B.2. Le juge a quo interroge la Cour sur la compatibilité avec les articles 10 et 11 de la Constitution de cette disposition en ce qu'elle exclut du bénéfice des dispositions des articles 59 à 63 de la loi de redressement du 31 juillet 1984 les sociétés qui, établies dans une zone de reconversion délimitée par les dispositions de l'arrêté royal du 18 octobre 1984, ont cédé à un tiers l'usage des immobilisations acquises dans les conditions prévues par la loi précitée. La loi établirait ainsi une distinction entre les sociétés qui ont cédé à des tiers l'usage des immobilisations acquises et celles « qui ne les ont pas cédées ».

B.3. Comme le relève le Conseil des ministres, la Cour doit, pour répondre à la question préjudicielle, vérifier la constitutionnalité de la distinction entre les sociétés qui ont cédé à des tiers l'usage des immobilisations acquises et celles qui n'ont pas cédé cet usage.

Dès lors que l'objet de la question apparaît à suffisance du libellé de la question, il n'y a pas lieu de reformuler la question préjudicielle.

B.4. Il ressort des travaux préparatoires de la loi de redressement du 31 juillet 1984 que le législateur a voulu mener dans certaines régions gravement frappées par la crise économique « une politique cohérente et orientée de reconversion, d'innovation et d'encouragement du dynamisme d'investissement » (Doc. parl., Chambre, 1983-1984, n° 927/1, p. 20). Il a dès lors voulu créer des instruments juridiques « afin de concrétiser une politique cohérente et orientée de reconversion industrielle » (ibid. ).

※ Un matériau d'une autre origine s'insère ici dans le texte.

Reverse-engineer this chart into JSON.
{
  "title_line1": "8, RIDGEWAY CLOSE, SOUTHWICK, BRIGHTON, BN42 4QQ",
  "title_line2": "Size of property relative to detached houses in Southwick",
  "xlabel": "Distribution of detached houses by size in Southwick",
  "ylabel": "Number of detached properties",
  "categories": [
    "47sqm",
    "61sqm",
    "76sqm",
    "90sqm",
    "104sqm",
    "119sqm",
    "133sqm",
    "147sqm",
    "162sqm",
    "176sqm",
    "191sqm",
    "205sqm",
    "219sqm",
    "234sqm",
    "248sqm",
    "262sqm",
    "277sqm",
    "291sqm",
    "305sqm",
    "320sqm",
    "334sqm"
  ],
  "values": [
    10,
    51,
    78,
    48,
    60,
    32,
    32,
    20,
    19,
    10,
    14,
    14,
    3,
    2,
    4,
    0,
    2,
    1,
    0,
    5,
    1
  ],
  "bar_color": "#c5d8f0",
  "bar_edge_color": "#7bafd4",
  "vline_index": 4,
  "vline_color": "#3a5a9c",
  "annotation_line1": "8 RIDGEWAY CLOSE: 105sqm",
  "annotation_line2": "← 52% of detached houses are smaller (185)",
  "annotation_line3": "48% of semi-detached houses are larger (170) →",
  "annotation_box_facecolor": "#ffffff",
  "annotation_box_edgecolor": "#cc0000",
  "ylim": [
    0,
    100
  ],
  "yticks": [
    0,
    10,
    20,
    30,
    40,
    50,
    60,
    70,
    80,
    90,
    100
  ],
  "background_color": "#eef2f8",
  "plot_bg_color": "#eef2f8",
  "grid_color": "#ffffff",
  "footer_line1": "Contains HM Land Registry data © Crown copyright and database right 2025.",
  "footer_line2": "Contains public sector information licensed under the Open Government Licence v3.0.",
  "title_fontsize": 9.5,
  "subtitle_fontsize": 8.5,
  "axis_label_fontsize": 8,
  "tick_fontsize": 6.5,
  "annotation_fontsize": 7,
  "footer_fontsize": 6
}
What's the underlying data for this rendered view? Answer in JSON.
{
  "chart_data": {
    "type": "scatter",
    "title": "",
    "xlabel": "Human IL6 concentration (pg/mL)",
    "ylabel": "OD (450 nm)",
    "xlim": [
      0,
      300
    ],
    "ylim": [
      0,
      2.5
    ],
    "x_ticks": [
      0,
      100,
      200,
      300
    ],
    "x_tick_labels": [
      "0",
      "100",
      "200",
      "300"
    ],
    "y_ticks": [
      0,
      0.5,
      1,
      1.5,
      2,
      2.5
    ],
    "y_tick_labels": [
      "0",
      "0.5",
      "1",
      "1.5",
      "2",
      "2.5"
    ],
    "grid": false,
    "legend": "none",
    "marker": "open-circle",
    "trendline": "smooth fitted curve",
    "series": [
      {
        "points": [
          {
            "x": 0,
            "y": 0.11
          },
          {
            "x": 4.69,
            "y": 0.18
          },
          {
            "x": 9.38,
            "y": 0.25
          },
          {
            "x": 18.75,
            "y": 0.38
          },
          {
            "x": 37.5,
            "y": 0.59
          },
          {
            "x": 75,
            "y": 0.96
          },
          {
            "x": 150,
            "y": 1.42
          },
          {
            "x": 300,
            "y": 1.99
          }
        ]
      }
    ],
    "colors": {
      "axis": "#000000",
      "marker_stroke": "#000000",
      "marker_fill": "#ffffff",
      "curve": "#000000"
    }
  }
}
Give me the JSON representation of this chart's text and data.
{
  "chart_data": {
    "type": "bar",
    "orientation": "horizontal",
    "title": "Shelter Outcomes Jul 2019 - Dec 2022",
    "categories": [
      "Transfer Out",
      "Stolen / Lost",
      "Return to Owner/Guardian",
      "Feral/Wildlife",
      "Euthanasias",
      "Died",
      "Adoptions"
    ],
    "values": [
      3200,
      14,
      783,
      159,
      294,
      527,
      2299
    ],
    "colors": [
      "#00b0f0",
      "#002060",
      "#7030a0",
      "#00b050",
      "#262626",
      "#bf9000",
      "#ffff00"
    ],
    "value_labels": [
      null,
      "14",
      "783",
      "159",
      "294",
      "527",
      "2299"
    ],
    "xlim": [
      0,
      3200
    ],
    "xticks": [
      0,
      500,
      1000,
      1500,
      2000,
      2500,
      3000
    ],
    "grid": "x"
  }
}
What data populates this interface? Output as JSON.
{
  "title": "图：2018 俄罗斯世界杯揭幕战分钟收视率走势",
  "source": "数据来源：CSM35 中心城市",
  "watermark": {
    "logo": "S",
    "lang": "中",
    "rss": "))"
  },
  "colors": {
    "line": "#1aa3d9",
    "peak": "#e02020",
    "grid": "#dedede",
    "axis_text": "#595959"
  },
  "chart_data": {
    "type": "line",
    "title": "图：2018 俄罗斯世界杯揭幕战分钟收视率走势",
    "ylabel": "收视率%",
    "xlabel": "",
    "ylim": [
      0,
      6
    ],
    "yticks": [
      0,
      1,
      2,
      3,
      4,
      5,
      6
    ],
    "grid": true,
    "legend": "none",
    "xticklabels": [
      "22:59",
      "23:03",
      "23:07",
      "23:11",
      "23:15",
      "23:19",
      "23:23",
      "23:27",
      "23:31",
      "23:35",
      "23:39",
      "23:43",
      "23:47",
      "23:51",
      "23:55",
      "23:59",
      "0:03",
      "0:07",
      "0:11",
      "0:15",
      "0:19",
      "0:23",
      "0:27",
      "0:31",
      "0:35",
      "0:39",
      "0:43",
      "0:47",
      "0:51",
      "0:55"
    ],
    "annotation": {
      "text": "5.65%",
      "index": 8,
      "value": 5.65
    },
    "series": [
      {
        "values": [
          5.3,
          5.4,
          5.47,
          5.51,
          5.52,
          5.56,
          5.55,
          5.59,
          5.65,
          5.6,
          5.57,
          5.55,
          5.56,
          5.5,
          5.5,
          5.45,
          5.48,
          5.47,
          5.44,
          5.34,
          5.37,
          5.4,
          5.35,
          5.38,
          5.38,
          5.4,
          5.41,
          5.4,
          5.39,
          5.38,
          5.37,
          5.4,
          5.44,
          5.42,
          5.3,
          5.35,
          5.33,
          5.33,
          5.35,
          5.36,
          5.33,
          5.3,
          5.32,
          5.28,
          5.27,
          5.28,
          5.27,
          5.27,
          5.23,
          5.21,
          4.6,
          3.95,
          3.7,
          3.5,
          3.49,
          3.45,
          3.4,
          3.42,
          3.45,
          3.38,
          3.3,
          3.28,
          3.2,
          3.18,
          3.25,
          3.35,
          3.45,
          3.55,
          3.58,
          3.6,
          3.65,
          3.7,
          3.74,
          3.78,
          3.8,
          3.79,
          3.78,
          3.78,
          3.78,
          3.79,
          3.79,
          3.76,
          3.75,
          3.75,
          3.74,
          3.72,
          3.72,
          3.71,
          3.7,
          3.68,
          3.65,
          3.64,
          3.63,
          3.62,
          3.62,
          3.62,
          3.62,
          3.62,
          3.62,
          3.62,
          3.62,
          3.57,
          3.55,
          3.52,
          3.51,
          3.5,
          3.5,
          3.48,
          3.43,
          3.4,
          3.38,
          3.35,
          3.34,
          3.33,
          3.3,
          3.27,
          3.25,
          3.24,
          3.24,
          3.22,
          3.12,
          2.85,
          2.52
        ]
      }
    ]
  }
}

B.5. La disposition litigieuse s'inscrit dans cette politique. Elle prévoit une « exonération temporaire (et limitée) de l'impôt des sociétés pour les sociétés qui réalisent certains investissements dans la zone de reconversion, sans qu'il soit fait appel au F.R.I. pour le financement » (ibid. ). Plusieurs conditions sont imposées : « L'immunité n'est accordée que dans la mesure où : a) le capital entièrement libéré en numéraire est, avant la fin de l'exercice comptable, affecté à des investissements nouveaux que la société concernée acquiert ou constitue dans une zone de reconversion et qu'elle utilise elle-même;b) la société engage au moins un travailleur par tranche de 5 000 000 de F d'investissements nouveaux.» (Doc. parl., Chambre, 1983-1984, n° 927/1, p. 25) B.6. La disposition litigieuse établit une différence de traitement entre les sociétés qui ont cédé à des tiers l'usage des immobilisations acquises conformément à la loi de redressement et les sociétés qui n'ont pas cédé cet usage puisque les premières sont privées du bénéfice fiscal qui leur était octroyé et qui reste octroyé aux secondes.

Cette différence de traitement repose sur un critère objectif et pertinent au regard du but poursuivi par le législateur qui a voulu encourager, par une mesure fiscale particulièrement favorable, des investissements privés qui s'inscrivent dans le cadre de sa politique de reconversion par le soutien de nouvelles activités économiques et en même temps la création de nouveaux emplois. Il se justifie donc raisonnablement qu'il ait lié l'octroi de cet avantage fiscal à un certain nombre de conditions quant aux investissements, à l'affectation de ceux-ci et à l'occupation de travailleurs. Ces conditions présentent un lien direct avec la finalité de la disposition et font obstacle à ce que le système puisse bénéficier à des « sociétés écrans » qui ne réaliseraient pas elles-mêmes l'affectation exigée.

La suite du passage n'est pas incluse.